Record numbers
According to Home Ministry records, some 30,000 freedom fighters are alive. Considering that any freedom fighter who is alive today would be at least 75 years old and probably older, the number seems suspiciously large. In fact there is a joint secretary in the Ministry to handle the desk for freedom fighters and rehabilitation of refugees. During Indira Gandhi’s tenure the government had bestowed a Tamra Patra to each freedom fighter to commemorate their service to the nation. The present government has a scheme of Samman Patras—handicraft gifts from Andhra Pradesh. Why the government feels the need to hand out fresh awards at this late stage, however, remains unclear.
Sonia’s spirited genes
In a crisis and under attack, Sonia Gandhi is known to remark, “They don’t know the stuff I am made of.” Rashid Kidwai in his recently updated biography of Sonia Gandhi cites an example of the fighting spirit of Sonia’s father, Stefano Maino, to make the point that such determination runs in her blood. In 2005, Sonia Gandhi was on a visit to Russia along with Natwar Singh. She made a special trip to two prisons in Russia, where her father had been kept a prisoner of war.
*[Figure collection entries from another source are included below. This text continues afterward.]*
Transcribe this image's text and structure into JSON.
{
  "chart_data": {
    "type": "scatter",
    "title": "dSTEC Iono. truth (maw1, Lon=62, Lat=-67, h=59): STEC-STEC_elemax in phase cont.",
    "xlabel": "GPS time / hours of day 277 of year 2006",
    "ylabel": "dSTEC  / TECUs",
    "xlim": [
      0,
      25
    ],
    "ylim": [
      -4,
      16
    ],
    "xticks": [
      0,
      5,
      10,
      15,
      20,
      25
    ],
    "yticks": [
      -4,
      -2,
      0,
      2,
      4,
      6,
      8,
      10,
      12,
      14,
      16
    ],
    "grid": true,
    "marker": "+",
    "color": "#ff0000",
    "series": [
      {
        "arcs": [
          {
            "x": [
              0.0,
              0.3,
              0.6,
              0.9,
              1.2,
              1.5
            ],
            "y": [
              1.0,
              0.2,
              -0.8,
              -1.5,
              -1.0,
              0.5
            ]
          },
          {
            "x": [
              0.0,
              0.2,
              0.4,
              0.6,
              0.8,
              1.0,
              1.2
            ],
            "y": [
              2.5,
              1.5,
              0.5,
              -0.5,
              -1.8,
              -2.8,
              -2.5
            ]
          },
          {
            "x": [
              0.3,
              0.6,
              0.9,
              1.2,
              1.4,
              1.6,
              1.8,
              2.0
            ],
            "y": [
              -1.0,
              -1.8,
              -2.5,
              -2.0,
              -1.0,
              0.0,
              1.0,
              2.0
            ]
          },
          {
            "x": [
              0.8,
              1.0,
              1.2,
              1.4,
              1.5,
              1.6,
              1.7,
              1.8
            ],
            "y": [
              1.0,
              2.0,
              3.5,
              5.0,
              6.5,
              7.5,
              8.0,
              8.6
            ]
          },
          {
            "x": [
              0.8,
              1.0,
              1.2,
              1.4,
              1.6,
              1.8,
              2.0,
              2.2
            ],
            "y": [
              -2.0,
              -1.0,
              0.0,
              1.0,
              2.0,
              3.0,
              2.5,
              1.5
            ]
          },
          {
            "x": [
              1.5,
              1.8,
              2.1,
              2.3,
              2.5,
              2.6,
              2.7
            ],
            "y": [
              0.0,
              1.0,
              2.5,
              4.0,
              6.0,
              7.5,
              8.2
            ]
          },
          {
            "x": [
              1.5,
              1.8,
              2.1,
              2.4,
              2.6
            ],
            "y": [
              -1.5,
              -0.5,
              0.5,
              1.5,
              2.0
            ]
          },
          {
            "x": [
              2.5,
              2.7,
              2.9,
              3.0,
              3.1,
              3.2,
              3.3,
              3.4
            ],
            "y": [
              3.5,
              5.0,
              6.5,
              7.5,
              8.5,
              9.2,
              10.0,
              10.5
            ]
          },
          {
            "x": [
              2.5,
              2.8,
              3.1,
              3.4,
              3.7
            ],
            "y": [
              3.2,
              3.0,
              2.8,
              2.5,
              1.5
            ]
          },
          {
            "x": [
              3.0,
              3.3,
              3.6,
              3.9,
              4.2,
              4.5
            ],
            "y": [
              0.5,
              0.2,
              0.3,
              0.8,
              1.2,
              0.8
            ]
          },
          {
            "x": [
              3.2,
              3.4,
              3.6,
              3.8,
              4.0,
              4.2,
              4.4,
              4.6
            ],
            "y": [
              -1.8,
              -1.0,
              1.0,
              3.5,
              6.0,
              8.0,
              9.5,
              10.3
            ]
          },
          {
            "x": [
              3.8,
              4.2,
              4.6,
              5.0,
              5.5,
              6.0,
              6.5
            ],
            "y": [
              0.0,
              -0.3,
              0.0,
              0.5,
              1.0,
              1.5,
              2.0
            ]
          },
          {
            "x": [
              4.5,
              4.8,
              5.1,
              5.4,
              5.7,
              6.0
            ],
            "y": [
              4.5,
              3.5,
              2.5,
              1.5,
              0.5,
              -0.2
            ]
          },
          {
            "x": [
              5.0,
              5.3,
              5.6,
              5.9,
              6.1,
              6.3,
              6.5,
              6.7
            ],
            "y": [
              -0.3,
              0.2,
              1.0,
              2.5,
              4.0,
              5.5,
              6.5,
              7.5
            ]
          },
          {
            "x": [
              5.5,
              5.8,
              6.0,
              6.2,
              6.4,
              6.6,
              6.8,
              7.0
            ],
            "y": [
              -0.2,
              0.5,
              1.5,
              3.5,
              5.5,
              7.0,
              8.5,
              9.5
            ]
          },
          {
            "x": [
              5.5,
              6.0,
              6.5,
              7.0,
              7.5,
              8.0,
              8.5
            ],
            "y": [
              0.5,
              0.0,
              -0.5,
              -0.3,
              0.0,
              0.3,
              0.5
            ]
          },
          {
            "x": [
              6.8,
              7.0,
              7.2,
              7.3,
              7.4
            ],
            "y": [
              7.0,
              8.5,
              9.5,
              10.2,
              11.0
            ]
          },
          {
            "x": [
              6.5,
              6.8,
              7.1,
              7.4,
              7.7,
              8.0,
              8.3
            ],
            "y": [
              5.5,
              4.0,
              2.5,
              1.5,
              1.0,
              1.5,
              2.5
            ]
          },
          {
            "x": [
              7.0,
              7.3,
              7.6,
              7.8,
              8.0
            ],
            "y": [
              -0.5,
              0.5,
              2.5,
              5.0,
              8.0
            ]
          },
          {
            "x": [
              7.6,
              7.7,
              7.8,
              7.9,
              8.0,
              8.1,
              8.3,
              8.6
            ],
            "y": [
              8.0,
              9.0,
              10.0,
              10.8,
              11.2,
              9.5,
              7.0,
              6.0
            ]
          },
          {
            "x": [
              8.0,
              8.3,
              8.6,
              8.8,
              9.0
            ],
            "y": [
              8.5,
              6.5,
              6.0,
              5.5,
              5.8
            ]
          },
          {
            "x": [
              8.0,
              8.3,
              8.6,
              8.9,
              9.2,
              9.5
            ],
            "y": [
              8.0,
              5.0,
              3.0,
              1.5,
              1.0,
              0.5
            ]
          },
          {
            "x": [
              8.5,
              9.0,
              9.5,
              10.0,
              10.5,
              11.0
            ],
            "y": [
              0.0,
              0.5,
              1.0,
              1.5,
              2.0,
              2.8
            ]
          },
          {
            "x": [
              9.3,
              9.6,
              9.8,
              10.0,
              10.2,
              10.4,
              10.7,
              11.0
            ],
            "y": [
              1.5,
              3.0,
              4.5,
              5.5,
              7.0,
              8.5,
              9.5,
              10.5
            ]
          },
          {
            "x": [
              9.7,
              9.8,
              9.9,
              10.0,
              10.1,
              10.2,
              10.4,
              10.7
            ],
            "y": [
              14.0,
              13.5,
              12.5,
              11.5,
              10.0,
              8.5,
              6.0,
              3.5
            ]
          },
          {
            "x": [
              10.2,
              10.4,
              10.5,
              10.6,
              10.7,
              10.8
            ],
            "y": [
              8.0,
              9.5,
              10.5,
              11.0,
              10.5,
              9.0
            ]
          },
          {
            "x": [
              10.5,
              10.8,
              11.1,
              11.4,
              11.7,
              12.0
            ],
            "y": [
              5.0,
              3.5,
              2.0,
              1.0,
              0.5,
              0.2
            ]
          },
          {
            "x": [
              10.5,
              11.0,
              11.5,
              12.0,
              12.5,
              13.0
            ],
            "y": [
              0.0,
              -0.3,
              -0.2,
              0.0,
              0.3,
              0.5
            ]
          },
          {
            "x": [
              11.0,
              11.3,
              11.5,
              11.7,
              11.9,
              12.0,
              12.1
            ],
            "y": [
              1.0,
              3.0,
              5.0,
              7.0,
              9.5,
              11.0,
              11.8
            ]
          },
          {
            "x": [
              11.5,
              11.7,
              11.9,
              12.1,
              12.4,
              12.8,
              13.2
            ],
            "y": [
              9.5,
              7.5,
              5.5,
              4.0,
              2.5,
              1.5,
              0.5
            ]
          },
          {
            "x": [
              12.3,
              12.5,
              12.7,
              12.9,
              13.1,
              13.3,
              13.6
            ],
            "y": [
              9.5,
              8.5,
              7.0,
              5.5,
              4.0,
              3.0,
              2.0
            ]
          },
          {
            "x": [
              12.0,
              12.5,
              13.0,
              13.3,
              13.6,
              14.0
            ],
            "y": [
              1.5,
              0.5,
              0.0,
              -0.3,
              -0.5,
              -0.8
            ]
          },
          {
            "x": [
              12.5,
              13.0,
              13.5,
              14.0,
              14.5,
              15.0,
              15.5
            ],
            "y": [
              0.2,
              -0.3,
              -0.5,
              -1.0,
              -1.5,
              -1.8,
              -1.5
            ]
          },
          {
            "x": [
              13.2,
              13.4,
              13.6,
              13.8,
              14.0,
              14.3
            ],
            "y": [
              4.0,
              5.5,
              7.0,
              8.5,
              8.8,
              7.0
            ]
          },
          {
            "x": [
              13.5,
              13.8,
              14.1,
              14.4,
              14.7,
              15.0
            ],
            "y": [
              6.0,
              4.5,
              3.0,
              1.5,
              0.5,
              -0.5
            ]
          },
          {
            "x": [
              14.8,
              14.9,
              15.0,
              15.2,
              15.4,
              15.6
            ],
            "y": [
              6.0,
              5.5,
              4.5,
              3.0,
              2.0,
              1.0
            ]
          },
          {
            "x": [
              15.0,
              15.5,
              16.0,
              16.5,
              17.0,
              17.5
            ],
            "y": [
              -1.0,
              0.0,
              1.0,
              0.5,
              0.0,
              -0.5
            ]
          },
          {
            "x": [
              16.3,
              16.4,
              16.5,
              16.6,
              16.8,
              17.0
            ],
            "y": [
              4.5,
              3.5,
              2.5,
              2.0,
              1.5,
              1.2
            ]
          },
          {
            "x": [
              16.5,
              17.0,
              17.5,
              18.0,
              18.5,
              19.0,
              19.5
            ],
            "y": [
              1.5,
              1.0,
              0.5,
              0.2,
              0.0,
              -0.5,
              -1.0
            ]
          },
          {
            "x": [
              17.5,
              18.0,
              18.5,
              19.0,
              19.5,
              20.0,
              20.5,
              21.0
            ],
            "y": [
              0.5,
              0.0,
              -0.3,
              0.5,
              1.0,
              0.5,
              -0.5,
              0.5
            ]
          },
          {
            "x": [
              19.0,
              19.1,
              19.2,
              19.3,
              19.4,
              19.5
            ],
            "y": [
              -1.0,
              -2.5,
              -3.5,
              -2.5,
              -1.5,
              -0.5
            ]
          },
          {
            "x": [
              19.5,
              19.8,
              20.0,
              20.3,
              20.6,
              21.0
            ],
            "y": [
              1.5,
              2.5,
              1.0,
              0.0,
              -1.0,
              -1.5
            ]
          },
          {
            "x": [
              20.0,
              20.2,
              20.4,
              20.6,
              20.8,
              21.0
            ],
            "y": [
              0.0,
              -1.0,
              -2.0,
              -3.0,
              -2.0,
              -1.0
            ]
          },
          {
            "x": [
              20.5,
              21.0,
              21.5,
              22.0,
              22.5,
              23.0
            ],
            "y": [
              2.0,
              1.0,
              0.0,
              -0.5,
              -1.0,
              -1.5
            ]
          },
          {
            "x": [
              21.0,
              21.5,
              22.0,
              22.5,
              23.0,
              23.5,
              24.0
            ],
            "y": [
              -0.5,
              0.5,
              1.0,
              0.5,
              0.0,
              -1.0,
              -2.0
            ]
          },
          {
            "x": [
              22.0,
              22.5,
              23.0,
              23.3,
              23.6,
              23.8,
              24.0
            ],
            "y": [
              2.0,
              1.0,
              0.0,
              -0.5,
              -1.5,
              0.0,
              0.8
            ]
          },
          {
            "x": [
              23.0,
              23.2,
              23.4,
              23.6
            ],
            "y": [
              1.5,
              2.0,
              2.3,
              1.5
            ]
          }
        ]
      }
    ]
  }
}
Sonia proudly informed Singh and President Vladimir Putin, who accompanied her, that her father had escaped from this jail and traveled 5,000 miles in adverse conditions to get back home to Italy.
Then there were none
Sherry Rehman, who stepped down recently as Minister of Information and Broadcasting, is almost the last of Benazir Bhutto’s close confidantes and friends to be eased out of Pakistan’s power structure after falling out with President Asif Ali Zardari. Before Rehman, Zardari sidelined other key figures in the Pakistan People’s Party. Aitaz Ahsan was suspended from the PPP for siding with the lawyers for the reinstatement of the Chief Justice. Nahid Khan, Benazir’s personal secretary for decades and in whose lap Benazir breathed her last, joined the anti-Zardari protests last week. Makhdoom Amin Fahim, who was co-chairperson of the PPP at one point and ran the party while Benazir was in exile, is another former favourite to fall form grace. Israr Shah, who lost a leg during the Karachi bombings and was part of the party’s executive committee, has distanced himself from the party and joined the opposition. The only one from Benazir’s inner coterie who is still around is Farahtullah Babbar, once a powerful PPP party manager. She is now Zardari’s spokesperson, but has little influence.